# SQL-Abfrage verbessern



## Angel4585 (24. Aug 2008)

Hallo,

ich programmiere zur Zeit ein Browsergame, genauer einen Fussballmanager.
Jetzt möchte ich das tägliche Training berechnen und habe dafür folgende Abfrage vorgesehen:


```
update players as p1 left outer join player_contracts as c1 on c1.player=p1.id and c1.ende=0 left outer join team_training as t1 on t1.team=c1.team SET
   p1.skill1=p1.skill1*t1.t1skill1,
   p1.skill2=p1.skill2*t1.t1skill2,
   p1.skill3=p1.skill3*t1.t1skill3,
   p1.skill4=p1.skill4*t1.t1skill4,
   p1.skill5=p1.skill5*t1.t1skill5,
   p1.skill6=p1.skill6*t1.t1skill6
```

Das Problem ist jetz: Die Abfrage hat nach 5 Minuten gerademal 7.000 Datensätze durch, von insgesamt ~40.000
Also irgendwo muss ich denk ich was übersehen, das kann nicht so lange dauern.

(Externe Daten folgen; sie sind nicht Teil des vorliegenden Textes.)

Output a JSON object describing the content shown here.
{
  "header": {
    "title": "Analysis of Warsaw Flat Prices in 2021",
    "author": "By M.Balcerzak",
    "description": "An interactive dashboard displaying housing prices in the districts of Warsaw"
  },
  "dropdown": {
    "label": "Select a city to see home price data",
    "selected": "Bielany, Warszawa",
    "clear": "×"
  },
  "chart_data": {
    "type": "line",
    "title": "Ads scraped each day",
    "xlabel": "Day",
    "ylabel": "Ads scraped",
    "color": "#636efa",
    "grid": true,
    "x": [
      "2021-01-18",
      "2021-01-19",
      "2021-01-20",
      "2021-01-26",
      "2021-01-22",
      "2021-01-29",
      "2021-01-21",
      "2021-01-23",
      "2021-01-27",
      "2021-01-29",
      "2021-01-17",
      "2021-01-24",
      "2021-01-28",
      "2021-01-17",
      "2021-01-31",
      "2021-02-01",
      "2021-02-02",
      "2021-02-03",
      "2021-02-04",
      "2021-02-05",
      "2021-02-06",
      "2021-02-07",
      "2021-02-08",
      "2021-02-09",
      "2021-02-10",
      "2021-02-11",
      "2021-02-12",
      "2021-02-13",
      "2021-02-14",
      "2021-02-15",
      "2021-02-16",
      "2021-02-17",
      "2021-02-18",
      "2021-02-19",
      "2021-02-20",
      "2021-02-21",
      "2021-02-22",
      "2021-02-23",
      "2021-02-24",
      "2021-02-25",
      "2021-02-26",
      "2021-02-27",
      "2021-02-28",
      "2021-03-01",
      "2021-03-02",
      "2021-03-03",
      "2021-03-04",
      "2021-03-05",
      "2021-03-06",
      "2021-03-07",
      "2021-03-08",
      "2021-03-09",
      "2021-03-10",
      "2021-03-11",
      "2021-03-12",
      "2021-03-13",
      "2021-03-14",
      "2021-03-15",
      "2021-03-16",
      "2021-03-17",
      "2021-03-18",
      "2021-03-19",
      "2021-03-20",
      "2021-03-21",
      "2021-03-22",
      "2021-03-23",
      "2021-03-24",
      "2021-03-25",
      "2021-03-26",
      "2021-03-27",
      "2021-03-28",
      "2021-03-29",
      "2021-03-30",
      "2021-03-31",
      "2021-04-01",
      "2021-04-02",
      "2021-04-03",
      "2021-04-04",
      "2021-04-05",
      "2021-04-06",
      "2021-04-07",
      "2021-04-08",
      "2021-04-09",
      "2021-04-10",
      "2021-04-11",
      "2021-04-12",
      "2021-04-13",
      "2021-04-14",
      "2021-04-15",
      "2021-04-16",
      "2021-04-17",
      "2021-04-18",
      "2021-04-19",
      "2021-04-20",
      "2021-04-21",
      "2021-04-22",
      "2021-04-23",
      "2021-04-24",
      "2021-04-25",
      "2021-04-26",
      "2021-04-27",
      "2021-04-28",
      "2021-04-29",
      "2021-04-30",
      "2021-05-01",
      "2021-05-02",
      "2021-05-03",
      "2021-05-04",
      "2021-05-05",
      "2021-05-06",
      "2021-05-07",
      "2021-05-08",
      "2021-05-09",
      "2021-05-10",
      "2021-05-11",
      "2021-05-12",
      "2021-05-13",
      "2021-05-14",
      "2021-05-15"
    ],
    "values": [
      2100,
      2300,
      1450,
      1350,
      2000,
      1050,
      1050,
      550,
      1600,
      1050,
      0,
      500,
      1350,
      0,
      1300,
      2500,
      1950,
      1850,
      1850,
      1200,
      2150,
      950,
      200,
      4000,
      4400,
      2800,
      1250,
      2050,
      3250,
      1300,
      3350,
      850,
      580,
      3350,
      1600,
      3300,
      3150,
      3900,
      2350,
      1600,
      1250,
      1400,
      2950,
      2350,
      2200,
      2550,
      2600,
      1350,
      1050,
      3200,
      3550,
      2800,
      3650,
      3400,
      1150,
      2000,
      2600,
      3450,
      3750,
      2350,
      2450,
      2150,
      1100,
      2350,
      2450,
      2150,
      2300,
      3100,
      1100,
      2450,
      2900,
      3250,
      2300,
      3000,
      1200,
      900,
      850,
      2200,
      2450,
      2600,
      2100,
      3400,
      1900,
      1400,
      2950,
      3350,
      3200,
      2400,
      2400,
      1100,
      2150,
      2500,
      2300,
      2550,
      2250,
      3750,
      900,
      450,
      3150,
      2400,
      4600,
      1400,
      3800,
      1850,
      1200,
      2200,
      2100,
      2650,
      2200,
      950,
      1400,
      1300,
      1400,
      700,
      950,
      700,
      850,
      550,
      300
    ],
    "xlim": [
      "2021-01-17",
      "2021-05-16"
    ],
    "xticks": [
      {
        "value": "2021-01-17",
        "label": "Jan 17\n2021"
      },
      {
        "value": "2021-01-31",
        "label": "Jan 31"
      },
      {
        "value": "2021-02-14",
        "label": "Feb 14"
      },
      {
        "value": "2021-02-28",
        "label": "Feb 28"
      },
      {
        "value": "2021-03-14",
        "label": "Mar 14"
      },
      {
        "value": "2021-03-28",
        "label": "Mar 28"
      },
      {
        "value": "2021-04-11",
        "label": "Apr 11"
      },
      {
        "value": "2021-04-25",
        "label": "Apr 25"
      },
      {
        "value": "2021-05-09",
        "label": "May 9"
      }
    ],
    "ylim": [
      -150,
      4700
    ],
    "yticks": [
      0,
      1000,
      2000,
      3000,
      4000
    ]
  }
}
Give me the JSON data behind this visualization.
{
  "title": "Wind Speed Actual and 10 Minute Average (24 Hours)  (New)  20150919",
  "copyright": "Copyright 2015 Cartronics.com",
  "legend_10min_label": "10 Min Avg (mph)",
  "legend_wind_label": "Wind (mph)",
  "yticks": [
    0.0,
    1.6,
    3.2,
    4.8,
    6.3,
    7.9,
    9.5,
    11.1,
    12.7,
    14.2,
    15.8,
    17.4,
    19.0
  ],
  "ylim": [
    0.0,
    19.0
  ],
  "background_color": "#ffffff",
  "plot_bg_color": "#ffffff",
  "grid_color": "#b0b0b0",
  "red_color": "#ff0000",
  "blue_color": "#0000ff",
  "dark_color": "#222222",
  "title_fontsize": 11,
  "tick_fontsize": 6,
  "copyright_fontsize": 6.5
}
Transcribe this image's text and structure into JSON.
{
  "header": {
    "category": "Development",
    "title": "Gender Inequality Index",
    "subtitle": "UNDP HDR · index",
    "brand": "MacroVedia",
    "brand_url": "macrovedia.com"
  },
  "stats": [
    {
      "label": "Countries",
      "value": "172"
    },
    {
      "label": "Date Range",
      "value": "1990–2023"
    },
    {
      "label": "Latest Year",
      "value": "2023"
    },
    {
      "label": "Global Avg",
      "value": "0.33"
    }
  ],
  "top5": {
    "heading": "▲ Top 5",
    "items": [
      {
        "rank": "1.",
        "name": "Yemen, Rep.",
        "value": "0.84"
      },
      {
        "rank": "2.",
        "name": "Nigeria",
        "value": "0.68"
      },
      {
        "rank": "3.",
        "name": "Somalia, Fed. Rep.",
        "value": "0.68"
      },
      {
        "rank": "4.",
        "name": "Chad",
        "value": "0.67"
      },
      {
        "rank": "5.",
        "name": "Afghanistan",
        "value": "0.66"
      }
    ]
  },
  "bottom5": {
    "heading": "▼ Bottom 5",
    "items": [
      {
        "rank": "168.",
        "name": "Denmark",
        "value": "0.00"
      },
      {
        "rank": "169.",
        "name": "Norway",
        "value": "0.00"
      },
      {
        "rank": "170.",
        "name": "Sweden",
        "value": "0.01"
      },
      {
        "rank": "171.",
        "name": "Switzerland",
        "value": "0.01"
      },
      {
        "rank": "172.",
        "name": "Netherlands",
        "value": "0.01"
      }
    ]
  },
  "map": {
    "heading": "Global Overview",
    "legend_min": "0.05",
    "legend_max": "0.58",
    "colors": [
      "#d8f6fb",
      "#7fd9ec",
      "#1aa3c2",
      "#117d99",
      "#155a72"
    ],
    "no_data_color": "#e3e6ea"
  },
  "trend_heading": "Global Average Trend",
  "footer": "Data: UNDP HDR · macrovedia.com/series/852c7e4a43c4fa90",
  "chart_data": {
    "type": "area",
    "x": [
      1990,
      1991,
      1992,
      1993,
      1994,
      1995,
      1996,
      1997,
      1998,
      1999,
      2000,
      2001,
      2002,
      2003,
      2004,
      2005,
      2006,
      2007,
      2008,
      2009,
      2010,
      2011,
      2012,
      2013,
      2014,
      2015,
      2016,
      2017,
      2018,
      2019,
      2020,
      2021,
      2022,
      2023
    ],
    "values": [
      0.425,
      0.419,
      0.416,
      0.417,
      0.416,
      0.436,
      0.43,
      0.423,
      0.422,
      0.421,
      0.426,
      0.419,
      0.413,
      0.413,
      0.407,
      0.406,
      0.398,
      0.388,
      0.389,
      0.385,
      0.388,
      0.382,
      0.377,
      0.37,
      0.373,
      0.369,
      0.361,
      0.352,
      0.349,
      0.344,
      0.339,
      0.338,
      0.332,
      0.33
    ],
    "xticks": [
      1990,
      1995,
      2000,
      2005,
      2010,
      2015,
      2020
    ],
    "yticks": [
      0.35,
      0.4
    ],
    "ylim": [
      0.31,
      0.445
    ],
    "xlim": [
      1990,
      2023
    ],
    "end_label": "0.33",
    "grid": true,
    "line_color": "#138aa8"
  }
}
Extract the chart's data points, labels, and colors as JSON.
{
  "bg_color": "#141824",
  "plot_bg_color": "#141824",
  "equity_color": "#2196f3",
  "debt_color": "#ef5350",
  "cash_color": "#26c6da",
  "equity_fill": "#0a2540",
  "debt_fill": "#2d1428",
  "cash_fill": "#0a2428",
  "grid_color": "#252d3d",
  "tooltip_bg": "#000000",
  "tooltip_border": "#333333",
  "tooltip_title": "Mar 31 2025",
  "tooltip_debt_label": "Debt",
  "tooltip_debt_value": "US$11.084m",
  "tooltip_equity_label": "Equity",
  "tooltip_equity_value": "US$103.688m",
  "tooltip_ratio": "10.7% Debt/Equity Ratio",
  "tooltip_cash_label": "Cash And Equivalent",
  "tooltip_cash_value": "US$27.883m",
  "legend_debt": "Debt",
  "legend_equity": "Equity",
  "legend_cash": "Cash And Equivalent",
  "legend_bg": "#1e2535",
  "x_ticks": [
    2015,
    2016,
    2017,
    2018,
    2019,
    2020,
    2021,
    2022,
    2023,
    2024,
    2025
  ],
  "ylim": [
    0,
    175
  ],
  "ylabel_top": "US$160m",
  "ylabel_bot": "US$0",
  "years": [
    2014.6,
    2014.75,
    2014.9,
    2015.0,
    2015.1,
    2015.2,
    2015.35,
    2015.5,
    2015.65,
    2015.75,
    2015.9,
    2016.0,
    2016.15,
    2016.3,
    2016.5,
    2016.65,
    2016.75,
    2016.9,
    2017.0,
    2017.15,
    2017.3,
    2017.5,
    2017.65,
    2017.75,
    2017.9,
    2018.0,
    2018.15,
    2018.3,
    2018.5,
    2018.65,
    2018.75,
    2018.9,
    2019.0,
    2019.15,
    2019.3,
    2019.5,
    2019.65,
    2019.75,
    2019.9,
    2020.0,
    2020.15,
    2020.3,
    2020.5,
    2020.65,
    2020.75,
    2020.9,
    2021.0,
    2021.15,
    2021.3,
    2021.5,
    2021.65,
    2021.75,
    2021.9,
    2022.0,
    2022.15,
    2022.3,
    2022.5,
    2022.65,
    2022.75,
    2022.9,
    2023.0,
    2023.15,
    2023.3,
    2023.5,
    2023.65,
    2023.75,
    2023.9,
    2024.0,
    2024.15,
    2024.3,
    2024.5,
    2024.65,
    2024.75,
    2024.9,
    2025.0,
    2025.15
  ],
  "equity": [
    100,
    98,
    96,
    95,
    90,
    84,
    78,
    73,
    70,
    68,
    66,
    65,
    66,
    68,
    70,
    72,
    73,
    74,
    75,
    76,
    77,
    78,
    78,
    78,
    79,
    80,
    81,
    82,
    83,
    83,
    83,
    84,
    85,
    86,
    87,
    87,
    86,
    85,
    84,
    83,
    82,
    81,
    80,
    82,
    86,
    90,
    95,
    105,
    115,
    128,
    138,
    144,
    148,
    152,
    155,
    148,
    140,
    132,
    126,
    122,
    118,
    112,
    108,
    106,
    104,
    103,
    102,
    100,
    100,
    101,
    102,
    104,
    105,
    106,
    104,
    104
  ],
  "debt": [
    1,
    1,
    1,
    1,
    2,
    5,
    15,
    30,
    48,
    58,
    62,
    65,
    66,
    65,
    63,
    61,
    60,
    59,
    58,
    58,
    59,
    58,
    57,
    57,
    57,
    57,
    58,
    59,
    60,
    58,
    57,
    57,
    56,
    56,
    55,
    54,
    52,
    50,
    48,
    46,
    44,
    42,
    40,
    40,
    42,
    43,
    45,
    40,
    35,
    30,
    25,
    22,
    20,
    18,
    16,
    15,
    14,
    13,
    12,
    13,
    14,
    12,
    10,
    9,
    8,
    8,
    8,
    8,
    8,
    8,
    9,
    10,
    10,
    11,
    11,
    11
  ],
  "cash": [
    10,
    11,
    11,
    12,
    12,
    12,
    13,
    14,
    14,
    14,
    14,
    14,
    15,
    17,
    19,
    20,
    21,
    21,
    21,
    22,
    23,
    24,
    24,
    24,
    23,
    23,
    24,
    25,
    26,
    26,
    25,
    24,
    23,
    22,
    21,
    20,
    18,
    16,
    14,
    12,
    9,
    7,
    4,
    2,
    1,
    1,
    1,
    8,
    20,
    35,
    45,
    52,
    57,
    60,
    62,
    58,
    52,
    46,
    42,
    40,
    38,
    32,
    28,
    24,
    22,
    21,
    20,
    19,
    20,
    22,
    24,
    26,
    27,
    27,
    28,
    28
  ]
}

die Tabelle players hat ~40.000 DS, 
die Tabelle player_contracts aktuell genausoviele, später aber immer mehr als die Players tabelle,
die Tabelle team_trainings hat ~4.000

Also was ist an der Abfrage verkehrt?

Ich verwende übrigens PHP&MySQL


----------



## DP (24. Aug 2008)

indizes korrekt gesetzt?


----------



## Angel4585 (24. Aug 2008)

wo wären die denn hier angebracht?

Beim Absenden des Beitrags hier kam grad folgender Fehler:

Ran into problems sending Mail. Response: 535 Authentication failed for admin@java-forum.org - authsql/login - wrong password

DEBUG MODE

Line : 40
File : /www0126/www.java-forum.org/de/includes/smtp.php


----------



## SlaterB (24. Aug 2008)

bei den Ids für den Join?,
kannst ja testen, indem du nur ein Select abfragst statt ein Update durchzuführen,
dauert das Select von p1.skill5 und zugehörigen t1.t1skill5 auch mehrere Minuten oder wenige Sekunden?


----------



## Angel4585 (24. Aug 2008)

aslo auf id, player und teams sind jeweils primary bzw foreign keys. reichts das nicht?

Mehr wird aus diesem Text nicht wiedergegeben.